Hace varios años decidió dejar la gerencia regional de la empresa donde trabajaba entre otras cosas porque le implicaba estar fuera por viajes el 40 por ciento de su tiempo. Fue un quiebre y lo vivió como un fracaso. “Pensé que iba a poder con todo y no pude”, sostiene. Pero lo que la persigue hasta el día de hoy es la culpa por no haber estado más presente en la primera infancia de los tres mayores. “Probablemente aguanté más de lo necesario porque disfrutaba de lo que hacía pero me siento culpable. En los cargos de altísima dedicación algo se resiente.

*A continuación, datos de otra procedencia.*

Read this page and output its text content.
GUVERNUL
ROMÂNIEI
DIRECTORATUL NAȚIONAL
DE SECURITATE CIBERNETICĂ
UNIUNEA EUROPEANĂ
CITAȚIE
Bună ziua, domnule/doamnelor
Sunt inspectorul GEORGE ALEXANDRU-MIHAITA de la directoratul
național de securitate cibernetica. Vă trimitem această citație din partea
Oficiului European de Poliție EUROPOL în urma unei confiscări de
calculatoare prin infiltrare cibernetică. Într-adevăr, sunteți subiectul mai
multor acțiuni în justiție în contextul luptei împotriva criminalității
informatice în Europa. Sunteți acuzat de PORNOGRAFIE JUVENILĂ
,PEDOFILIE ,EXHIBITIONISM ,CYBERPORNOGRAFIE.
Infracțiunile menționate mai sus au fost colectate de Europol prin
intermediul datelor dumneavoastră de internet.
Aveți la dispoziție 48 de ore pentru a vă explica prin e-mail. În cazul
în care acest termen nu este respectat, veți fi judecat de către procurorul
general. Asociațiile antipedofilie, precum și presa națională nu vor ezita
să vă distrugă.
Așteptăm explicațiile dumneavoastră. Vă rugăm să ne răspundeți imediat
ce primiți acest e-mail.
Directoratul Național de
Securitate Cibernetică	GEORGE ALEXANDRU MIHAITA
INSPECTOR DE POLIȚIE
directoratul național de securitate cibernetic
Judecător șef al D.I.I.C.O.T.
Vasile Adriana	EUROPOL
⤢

Intenté darles tiempo de calidad pero creo que hay una mínima cantidad de horas que debí estar y yo no estuve”, afirma con arrepentimiento. Aún hoy carga con esa mochila. Cada vez que alguno de sus hijos atraviesa alguna crisis, ella lo atribuye directamente a su ausencia esos primeros años de vida.
A veces la culpa lleva a las madres a obsesionarse con la pregunta: ¿qué está mal en mí?, sostiene Lerner. Y esta actitud nos mata. Lo saludable para ella, es corrernos de ese lugar para convertirnos en agentes de cambio de nuestra vida. Para ella resulta clave hacerse dos preguntas: ¿qué significa para mí ser una buena mamá? y ¿qué voces estoy escuchando que no me ayudan? “La culpa nunca es buena. Una madre hace lo mejor que puede y con la mejor intención. No existe la perfección y nuestros hijos no necesitan madres perfectas. Dejemos ir las exigencias”, enfatiza Cora con sensatez.

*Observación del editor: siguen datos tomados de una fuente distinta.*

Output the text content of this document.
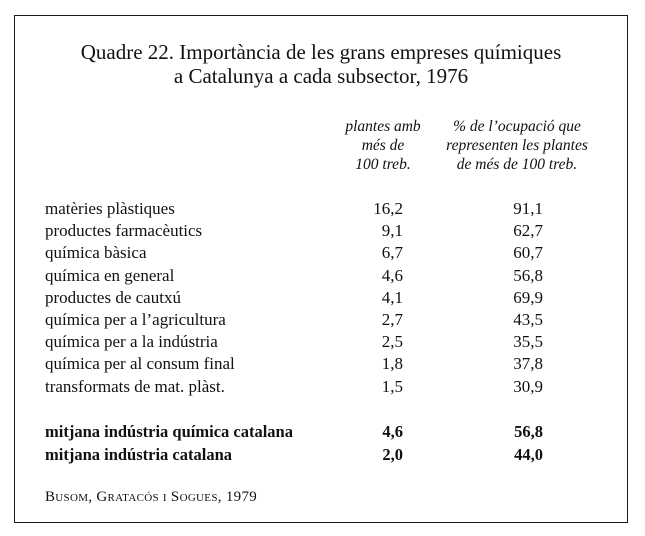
Quadre 22. Importància de les grans empreses químiques
a Catalunya a cada subsector, 1976
plantes amb
més de
100 treb.
% de l’ocupació que
representen les plantes
de més de 100 treb.
matèries plàstiques	16,2	91,1
productes farmacèutics	9,1	62,7
química bàsica	6,7	60,7
química en general	4,6	56,8
productes de cautxú	4,1	69,9
química per a l’agricultura	2,7	43,5
química per a la indústria	2,5	35,5
química per al consum final	1,8	37,8
transformats de mat. plàst.	1,5	30,9
mitjana indústria química catalana	4,6	56,8
mitjana indústria catalana	2,0	44,0
Busom, Gratacós i Sogues, 1979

Y disfrutemos, en este día, de este camino único y sagrado que cada madre construye cada día con tanto empeño. No hay recetas colectivas. La clave está en ser fiel y coherente con uno. Bajar la vara, perdonarse y no desanimarse cuando fallamos. Y mucho menos compararnos con los estándares ideales que inconscientemente absorbemos de las redes sociales.
Porque el error como el amor son las dos caras inseparables de una misma moneda. Y eso, felizmente, nos vuelve humanas.

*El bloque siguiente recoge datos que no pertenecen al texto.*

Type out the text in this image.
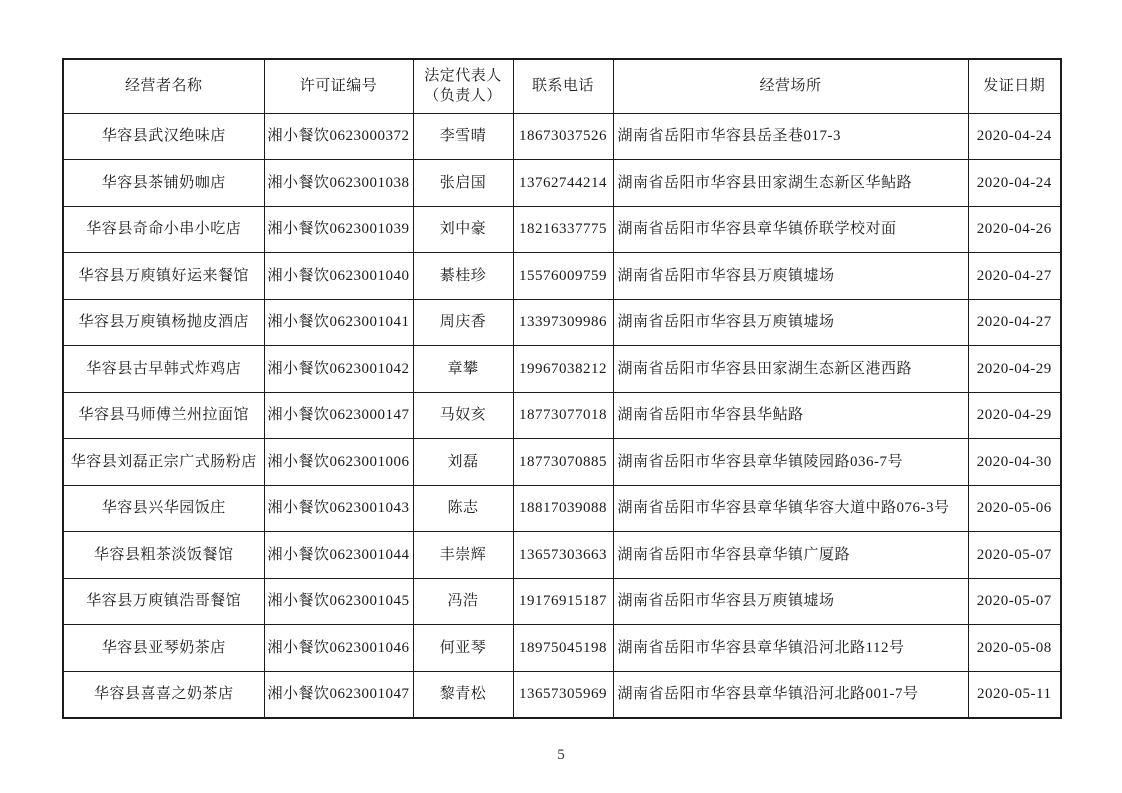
经营者名称	许可证编号	法定代表人（负责人）	联系电话	经营场所	发证日期
华容县武汉绝味店	湘小餐饮0623000372	李雪晴	18673037526	湖南省岳阳市华容县岳圣巷017-3	2020-04-24
华容县茶铺奶咖店	湘小餐饮0623001038	张启国	13762744214	湖南省岳阳市华容县田家湖生态新区华鲇路	2020-04-24
华容县奇命小串小吃店	湘小餐饮0623001039	刘中豪	18216337775	湖南省岳阳市华容县章华镇侨联学校对面	2020-04-26
华容县万庾镇好运来餐馆	湘小餐饮0623001040	綦桂珍	15576009759	湖南省岳阳市华容县万庾镇墟场	2020-04-27
华容县万庾镇杨抛皮酒店	湘小餐饮0623001041	周庆香	13397309986	湖南省岳阳市华容县万庾镇墟场	2020-04-27
华容县古早韩式炸鸡店	湘小餐饮0623001042	章攀	19967038212	湖南省岳阳市华容县田家湖生态新区港西路	2020-04-29
华容县马师傅兰州拉面馆	湘小餐饮0623000147	马奴亥	18773077018	湖南省岳阳市华容县华鲇路	2020-04-29
华容县刘磊正宗广式肠粉店	湘小餐饮0623001006	刘磊	18773070885	湖南省岳阳市华容县章华镇陵园路036-7号	2020-04-30
华容县兴华园饭庄	湘小餐饮0623001043	陈志	18817039088	湖南省岳阳市华容县章华镇华容大道中路076-3号	2020-05-06
华容县粗茶淡饭餐馆	湘小餐饮0623001044	丰崇辉	13657303663	湖南省岳阳市华容县章华镇广厦路	2020-05-07
华容县万庾镇浩哥餐馆	湘小餐饮0623001045	冯浩	19176915187	湖南省岳阳市华容县万庾镇墟场	2020-05-07
华容县亚琴奶茶店	湘小餐饮0623001046	何亚琴	18975045198	湖南省岳阳市华容县章华镇沿河北路112号	2020-05-08
华容县喜喜之奶茶店	湘小餐饮0623001047	黎青松	13657305969	湖南省岳阳市华容县章华镇沿河北路001-7号	2020-05-11
5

Aprender a soltar el control
Nos puede costar noches sin dormir, cansancio o estrés para lidiar con la casa, la comida, el trabajo, los pooles y las infinitas actividades extraescolares. O preocupación y angustia cuando vemos a un hijo triste. Pero la gratificación y el gozo de ser madre no se compara con las dificultades que acompaña la sagrada tarea de criar hijos confiados, seguros y felices.
“Es algo tan bello. Ser testigo de esas miradas llenas de amor que se dan entre un recién nacido y su mamá, de las caricias, de la voz suave y reconfortante, del contacto piel con piel es algo único”, cuenta el pediatra Eduardo Moreno Vivot.
Luz lo reafirma: “El amor hacia mis hijos es algo animal, biológico. Son lo más importante en mi vida”,.
A Paula le costó convertirse en madre y tener que resignar su tiempo e independencia; dice que aprendió a disfrutarlos a medida que pasó el tiempo. “Ser mamá es un viaje lleno de desafíos pero la satisfacción, el amor y la conexión que siento es indescriptible. Me llena de orgullo y alegría poder acompañarlos. Voy aprendiendo a su paso. Ellos son mis maestros, quienes me enseñan a enfrentar mis miedos, a trabajar mis limitaciones y sanar mis heridas para poder ayudarlos a ellos a sanar las suyas”.
Flexibilizarse
“Mi maternidad potenció mi generosidad como nunca hubiese imaginado y no solo por tener que ceder la última porción de torta”, se ríe Teresita. “Agudizó mi paciencia, mi capacidad de escucha, mi percepción para poder leerlos cuando no pueden decirte qué les pasa. Me llevó a flexibilizarme, a alejarme del lugar de juez para poder escucharlos, a respetar sus puntos de vista y a entender que ellos toman otras decisiones. Me desafían a soltar el control. Aprendí que no tengo la verdad de nada, que como mamá voy haciendo camino junto con ellos, que es válido cambiar de opinión. Soy más humilde, me animo a pedir perdón y a decir también no sé. A volver a empezar y abrazarlos cuando me siento perdida. Hasta el día de hoy me parece un milagro que haya tres personas en este mundo que me llamen mamá”.